Two ways to enforce data obfuscation are via dedicated test-data-obfuscation tools, and also via database archiving products, many of which can create database archives with subsets of information, and specific types of columns or fields transformed or masked. "A lot of the archiving solutions today offer the ability to do masking, so if it sees a specific format—zip code, or social security or credit card number—it can scramble things. You may scramble all the zip codes and addresses for specific users," says Babineau. "That way you have all the right information, it's just not organized in the correct way.

Vendors offering such technology, says Babineau, include Applimation, CA, Compuware, HP's Outerbay and Mercury Interactive, Princeton Softech, and Solix Technologies.

5. Automate Test Data Generation

For optimum security, companies must completely remove developers from the data-disguise equation. "You don't want to give them the option of do you disguise the data or not, and if I'm a developer, you don't want to have to set up disguise rules; you just want to grab the data," says Jim Wyne, Compuware's director of field technical support.
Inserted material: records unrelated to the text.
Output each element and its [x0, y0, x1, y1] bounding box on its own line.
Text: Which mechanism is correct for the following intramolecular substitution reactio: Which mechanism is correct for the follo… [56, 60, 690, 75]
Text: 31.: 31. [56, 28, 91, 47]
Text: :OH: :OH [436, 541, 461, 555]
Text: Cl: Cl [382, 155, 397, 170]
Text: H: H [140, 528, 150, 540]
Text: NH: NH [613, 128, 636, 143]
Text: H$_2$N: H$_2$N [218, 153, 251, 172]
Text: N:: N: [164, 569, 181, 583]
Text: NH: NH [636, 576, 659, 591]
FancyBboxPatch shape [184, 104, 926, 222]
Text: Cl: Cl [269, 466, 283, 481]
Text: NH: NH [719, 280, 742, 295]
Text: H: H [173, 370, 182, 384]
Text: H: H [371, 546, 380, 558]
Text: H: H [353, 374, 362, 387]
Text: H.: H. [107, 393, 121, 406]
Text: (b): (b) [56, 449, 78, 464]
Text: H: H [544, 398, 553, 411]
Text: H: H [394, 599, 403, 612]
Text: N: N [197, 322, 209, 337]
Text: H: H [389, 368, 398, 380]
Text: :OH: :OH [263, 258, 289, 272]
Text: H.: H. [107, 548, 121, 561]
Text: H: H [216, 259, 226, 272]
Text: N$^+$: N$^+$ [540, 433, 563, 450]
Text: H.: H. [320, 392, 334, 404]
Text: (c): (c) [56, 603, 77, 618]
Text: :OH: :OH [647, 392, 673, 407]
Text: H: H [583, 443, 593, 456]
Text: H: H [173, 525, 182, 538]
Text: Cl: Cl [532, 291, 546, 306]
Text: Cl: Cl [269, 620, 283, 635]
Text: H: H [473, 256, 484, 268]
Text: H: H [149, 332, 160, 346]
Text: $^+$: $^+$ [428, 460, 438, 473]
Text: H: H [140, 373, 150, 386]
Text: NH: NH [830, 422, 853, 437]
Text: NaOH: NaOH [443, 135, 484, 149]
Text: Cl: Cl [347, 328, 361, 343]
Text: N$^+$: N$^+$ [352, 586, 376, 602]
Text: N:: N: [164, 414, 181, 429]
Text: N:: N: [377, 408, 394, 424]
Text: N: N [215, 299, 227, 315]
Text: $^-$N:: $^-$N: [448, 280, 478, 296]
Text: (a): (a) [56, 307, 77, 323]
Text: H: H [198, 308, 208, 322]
The ideal, then, is to create automated processes that give anyone who needs access to test data—developers, testers, or QA personnel—the precise obfuscated data they need to do their job.

While a test-data czar can generate test data every time it's needed, for security and compliance purposes, the more automated the controls, the better. "The more of those processes we can put in place that automate that step or that task, the more you're going to meet the regulations or the requirements, the more auditable the data is, and the more safeguarding you're doing to ensure the data is protected," notes Wyne.

Using automated tools "to create these rules and then refresh and reuse them" also saves time, says Slim, since it ensures consistent, high-quality test data, "without having to reinvent the reality every time."